Helen La Lime, head of the U.N.'s Integrated Office in Haiti, unexpectedly joined an Organization of American States meeting in Washington, D.C., saying it’s time to look at new partnerships as she called once again for the deployment of a specialized foreign force.

“We’re not getting the job done,” she said. “We need to get down to the business of building this country back.”

Powerful gangs have been infiltrating once peaceful communities in the Haitian capital and beyond, with experts estimating that they now control about 60% of Port-au-Prince. They have pillaged neighborhoods, raped adults and children and kidnapped hundreds of victims ranging from U.S. missionaries to a hot dog street vendor in a bid to control more territory, with violence worsening since the July 2021 assassination of President Jovenel Moïse.

“It is urgent for the OAS…to understand that the worsening security situation on the ground has reached its peak, and armed gangs now roam the country unfettered,” said Victor Généus, Haiti’s foreign affairs minister.

Top Haitian officials including Généus and Prime Minister Ariel Henry have repeatedly sought international boots on the ground, a request first made in October that has gone unheeded by the U.N.’s Security Council, which has instead implemented sanctions.

“The time has come for deeds, not words,” Généus said. “Haiti does not have the means to resolve this crisis alone.”

Haiti’s National Police has only 9,000 active duty officers in a country of more than 11 million people, and officials say the department remains under resourced and understaffed despite international help.

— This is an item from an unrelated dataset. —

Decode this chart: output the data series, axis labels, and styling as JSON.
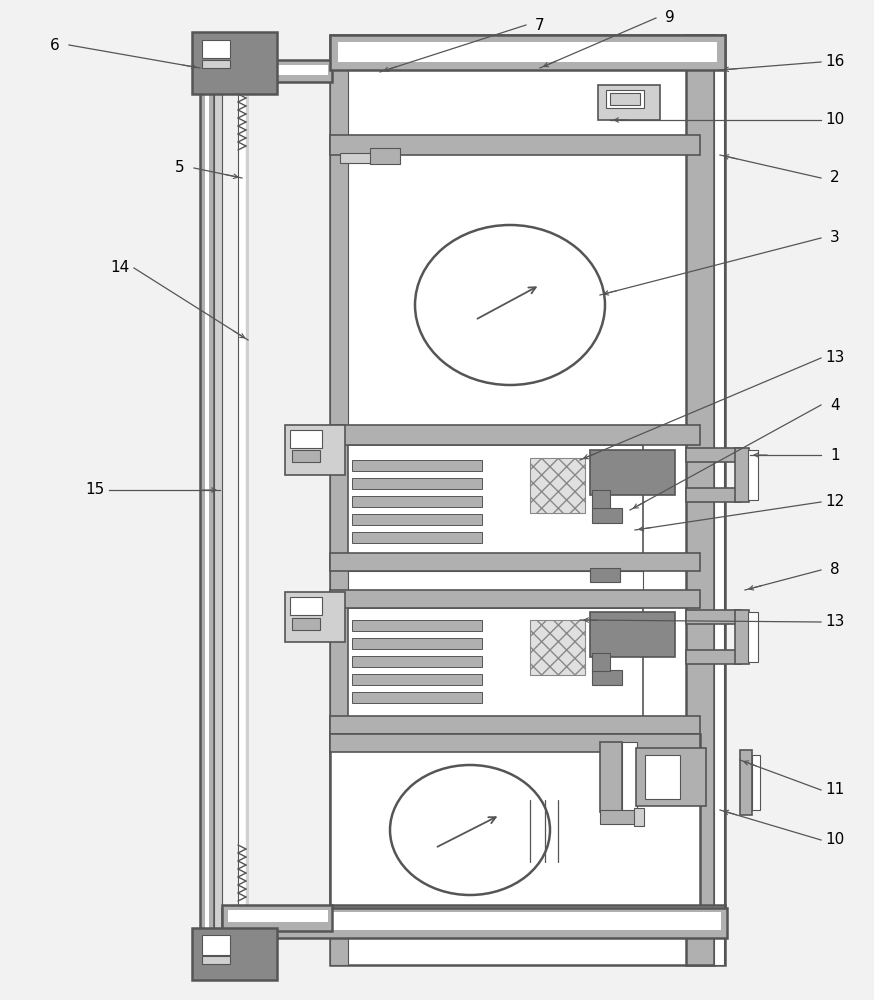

“It’s not enough to have weapons. It’s not enough to strengthen the National Police and Army,” said Léon Charles, Haiti’s permanent representative to the OAS and the country’s former police chief.

At least 78 police officers have been killed by gangs, which have seized control of police departments in some areas and burned others, according to human rights activists.

The spike in violence also has left tens of thousands of Haitians homeless and prompted a mass migration to the U.S. and other islands in the Caribbean, with an increasing number of voyages aboard rickety boats turning fatal. Meanwhile, officials in nations including the Dominican Republic, the Bahamas and the Turks and Caicos Islands have cracked down on migrants and complained about the strain that they have placed on government services.

“The security problem of Haiti pose a threat to the entire region,” Généus said.

The OAS called the meeting to analyze what kind of assistance is needed and where so Haiti can finally hold long-awaited general elections.

Before OAS members went behind closed doors to continue the discussion, La Lime said Haiti urgently needs a safer environment before elections are held.

“Nothing is going to move unless the situation on the ground…changes,” she said. “Without more security assistance…they’re not going to make it.”